Even in spring training, Bryce Harper plays the game with a focus and intensity that is matched by few.
That much was evident during Wednesday's Grapefruit League game against the St. Louis Cardinals. Harper was locked in as if the result would alter Washington's place in the standings, and the added emotion ended up boiling over into a fury as he took exception to a call at first base and was ultimately ejected for his outburst. Quite a rarity for a spring training game.
It happened in the fourth inning after Harper hit a slow roller to second baseman Mark Ellis. Ellis charged, made a clean barehand pick up and an accurate off-balance throw to nab Harper by inches. It was a tight play that was not formally reviewed, indicating the Nationals bench believed the call was correct. But Harper reacted to the call immediately and continued voicing his displeasure as he passed Gosney on his way to the dugout. The young umpire wasn't having it and didn't waste much time sending Harper to the showers.
It should probably be noted that Gosney was working alongside veteran umpires Angel Hernandez and CB Bucknor on Wednesday. Two guys not exactly known for their patience when the games actually count. One can only assume their philosophy during spring games doesn't include exhibiting more patience, and that philosophy likely rubbed off on Gosney.
That's not to say Harper didn't earn his ejection. While it's difficult to tell what exactly was said, it's clear the initial reaction was heated and didn't stop there.
The situation continued escalating after Harper reached the dugout. Because Harper would have to walk across the diamond to reach the clubhouse at the Cardinals spring facility, the Nationals questioned whether he should leave immediately or wait until the inning concluded. Manager Matt Williams and Bucknor got face-to-face over the issue, and it was determined the game wouldn't continue until Harper left.

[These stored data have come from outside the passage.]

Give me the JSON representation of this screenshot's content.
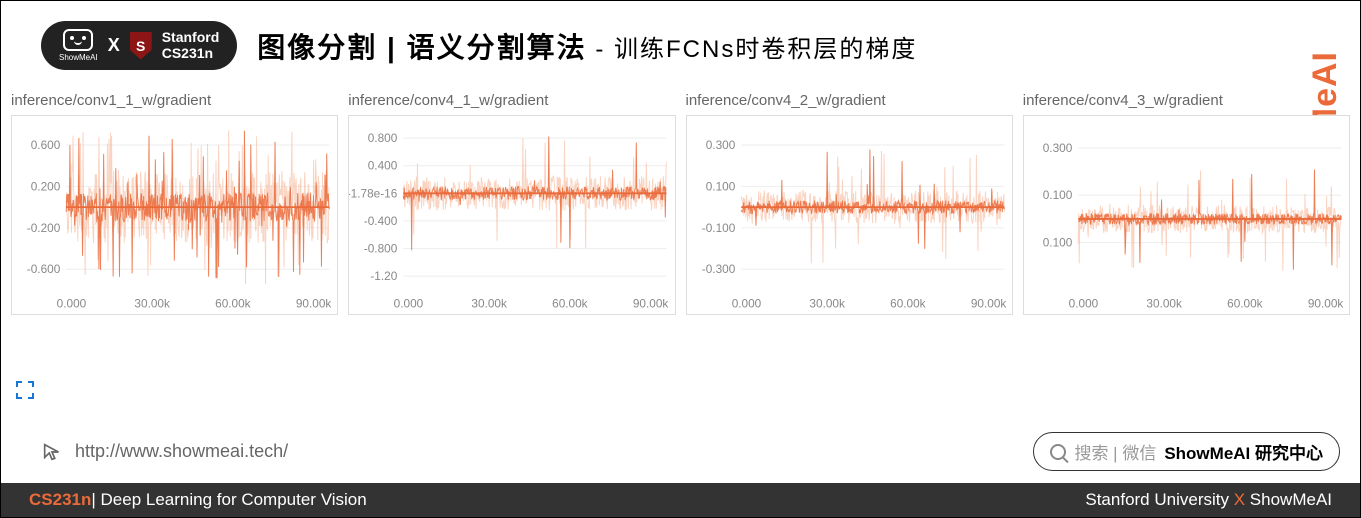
{
  "badge": {
    "showme_label": "ShowMeAI",
    "x": "X",
    "stanford_top": "Stanford",
    "stanford_bottom": "CS231n",
    "shield": "S"
  },
  "title_main": "图像分割  |  语义分割算法",
  "title_sub": " - 训练FCNs时卷积层的梯度",
  "vertical_brand": "ShowMeAI",
  "url": "http://www.showmeai.tech/",
  "search": {
    "hint": "搜索 | 微信",
    "bold": "ShowMeAI 研究中心"
  },
  "footer": {
    "course": "CS231n",
    "course_sub": "| Deep Learning for Computer Vision",
    "right_a": "Stanford  University",
    "right_x": " X ",
    "right_b": "ShowMeAI"
  },
  "chart_data": [
    {
      "type": "line",
      "title": "inference/conv1_1_w/gradient",
      "x_ticks": [
        "0.000",
        "30.00k",
        "60.00k",
        "90.00k"
      ],
      "y_ticks": [
        "-0.600",
        "-0.200",
        "0.200",
        "0.600"
      ],
      "x_range": [
        0,
        100000
      ],
      "y_range": [
        -0.8,
        0.8
      ],
      "center": 0,
      "noise_amp": 0.35,
      "spike_amp": 0.75,
      "spike_density": 0.1
    },
    {
      "type": "line",
      "title": "inference/conv4_1_w/gradient",
      "x_ticks": [
        "0.000",
        "30.00k",
        "60.00k",
        "90.00k"
      ],
      "y_ticks": [
        "-1.20",
        "-0.800",
        "-0.400",
        "-1.78e-16",
        "0.400",
        "0.800"
      ],
      "x_range": [
        0,
        100000
      ],
      "y_range": [
        -1.4,
        1.0
      ],
      "center": -1.78e-16,
      "noise_amp": 0.25,
      "spike_amp": 0.85,
      "spike_density": 0.04
    },
    {
      "type": "line",
      "title": "inference/conv4_2_w/gradient",
      "x_ticks": [
        "0.000",
        "30.00k",
        "60.00k",
        "90.00k"
      ],
      "y_ticks": [
        "-0.300",
        "-0.100",
        "0.100",
        "0.300"
      ],
      "x_range": [
        0,
        100000
      ],
      "y_range": [
        -0.4,
        0.4
      ],
      "center": 0,
      "noise_amp": 0.08,
      "spike_amp": 0.28,
      "spike_density": 0.04
    },
    {
      "type": "line",
      "title": "inference/conv4_3_w/gradient",
      "x_ticks": [
        "0.000",
        "30.00k",
        "60.00k",
        "90.00k"
      ],
      "y_ticks": [
        "0.100",
        "0.100",
        "0.300"
      ],
      "y_tick_vals": [
        -0.1,
        0.1,
        0.3
      ],
      "x_range": [
        0,
        100000
      ],
      "y_range": [
        -0.3,
        0.4
      ],
      "center": 0,
      "noise_amp": 0.06,
      "spike_amp": 0.22,
      "spike_density": 0.04
    }
  ]
}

As pointed out on the Cardinals broadcast, it wasn't a moment that will endear Harper to his critics. But that's just how Harper laces up his cleats. He's an emotional player that won't be changing his style any time soon, so it's only natural that as the Washington Nationals opener against the New York Mets next Monday nears, Harper makes sure his personal intensity dial is turned up to regular season ready well in advance.
It has nothing to do with his .214 batting average this spring. That will be long forgotten soon enough anyway. It's all about the mindset, and for better or for worse, Harper's seems to be right where he likes it.